Exacerbating investor woes is the Israel-Hamas war that has fueled the crude oil prices to over $90 per barrel. So, India, being the net importer of oil, is facing the heat. According to Brendan McKenna, International Economist at Wells Fargo, “Rising oil and natural gas prices can inflict severe damage on select economies around the world, particularly G10 countries and key emerging market nations that contribute materially to global growth, such as China and India.”
Slow factory activity across emerging Asia has investors worried
Economic activity across Asia has been impacted due to suppressed global demand, and this is a key reason behind denting the confidence of overseas investors. Since September 2023, the Purchasing Managers Index (PMI) for emerging Asian economies has indicated a contraction.
Even for October, the PMI readings for Malaysia remained unchanged at 46.8, while those of Thailand and Vietnam worsened. At the same time, South Korea saw a contraction. Indonesia was the only country that witnessed an expansion in manufacturing activities. At the same time, China’s factory output returned to contraction in October, while India’s manufacturing growth slowed for the second consecutive month in the same period.

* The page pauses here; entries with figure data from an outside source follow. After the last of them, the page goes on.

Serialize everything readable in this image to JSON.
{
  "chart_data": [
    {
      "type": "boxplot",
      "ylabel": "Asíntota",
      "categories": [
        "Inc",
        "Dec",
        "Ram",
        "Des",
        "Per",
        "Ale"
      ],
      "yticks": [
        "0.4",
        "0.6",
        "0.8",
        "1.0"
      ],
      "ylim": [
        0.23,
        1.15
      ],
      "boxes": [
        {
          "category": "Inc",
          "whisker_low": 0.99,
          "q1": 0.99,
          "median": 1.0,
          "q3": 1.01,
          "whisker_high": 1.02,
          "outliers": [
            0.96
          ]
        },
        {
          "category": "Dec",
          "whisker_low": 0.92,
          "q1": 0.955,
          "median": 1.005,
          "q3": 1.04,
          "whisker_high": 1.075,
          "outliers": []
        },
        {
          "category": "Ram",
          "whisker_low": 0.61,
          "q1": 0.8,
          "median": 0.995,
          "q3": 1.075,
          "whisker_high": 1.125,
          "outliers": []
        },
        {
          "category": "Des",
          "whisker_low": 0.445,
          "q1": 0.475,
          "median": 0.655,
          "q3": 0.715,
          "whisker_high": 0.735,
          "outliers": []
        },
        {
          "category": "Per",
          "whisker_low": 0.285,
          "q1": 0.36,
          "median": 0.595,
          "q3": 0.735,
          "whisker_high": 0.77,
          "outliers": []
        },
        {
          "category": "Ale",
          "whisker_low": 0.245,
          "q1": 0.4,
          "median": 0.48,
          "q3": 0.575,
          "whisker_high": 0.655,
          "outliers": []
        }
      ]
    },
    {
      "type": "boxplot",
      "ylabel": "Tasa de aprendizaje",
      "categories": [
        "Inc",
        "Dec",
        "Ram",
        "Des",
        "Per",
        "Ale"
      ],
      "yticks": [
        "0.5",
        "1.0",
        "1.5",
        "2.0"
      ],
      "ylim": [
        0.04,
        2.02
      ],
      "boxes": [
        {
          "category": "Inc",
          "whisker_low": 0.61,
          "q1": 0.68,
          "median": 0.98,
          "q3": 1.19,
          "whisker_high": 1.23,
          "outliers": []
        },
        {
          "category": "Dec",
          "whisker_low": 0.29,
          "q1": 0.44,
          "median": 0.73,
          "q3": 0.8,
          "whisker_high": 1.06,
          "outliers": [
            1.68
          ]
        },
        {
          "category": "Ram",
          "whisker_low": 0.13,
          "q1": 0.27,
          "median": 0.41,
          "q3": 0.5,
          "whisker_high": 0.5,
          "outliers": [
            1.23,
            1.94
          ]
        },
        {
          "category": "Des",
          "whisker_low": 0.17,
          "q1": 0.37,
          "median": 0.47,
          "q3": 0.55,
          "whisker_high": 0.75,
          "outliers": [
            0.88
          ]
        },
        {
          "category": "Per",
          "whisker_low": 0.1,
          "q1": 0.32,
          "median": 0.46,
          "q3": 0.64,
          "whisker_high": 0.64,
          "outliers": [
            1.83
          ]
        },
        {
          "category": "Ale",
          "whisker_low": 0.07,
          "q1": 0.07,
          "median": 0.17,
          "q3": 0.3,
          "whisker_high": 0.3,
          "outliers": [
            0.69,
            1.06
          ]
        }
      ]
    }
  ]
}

Asset managers optimistic about long-term prospects
The Israel-Hamas war has cast a cloud of uncertainty over the financial markets, but the recent sell-off by foreign investors seems more of a knee-jerk reaction. Jeffrey Kleintop, Chief Global Investment Strategist at Charles Schwab, opines, “While the human toll is unimaginable, the market’s assessment is that the latest outbreak of war in the Middle East is unlikely to be a material risk to long-term investors.”
Deloitte informs that some of the countries in the Asian emerging market have already seen significant foreign investment, indicating better prospects in the future. “Foreign direct investment in Vietnam jumped by $2.5 bn year to date in August when compared to a year earlier,” it adds. The company also suggests that Vietnam, Taiwan, and India are strongly positioned to eventually replace China in the global supply chain.
Regarding China, Pictet Asset Management holds the view that a higher risk premium has created attractive opportunities from a valuation perspective in the country. the asset manager explains, “Investors, therefore, should seek out companies with a strong balance sheet, sustainable pricing power, and attractive valuation in sectors that are aligned with Beijing’s policy priorities.”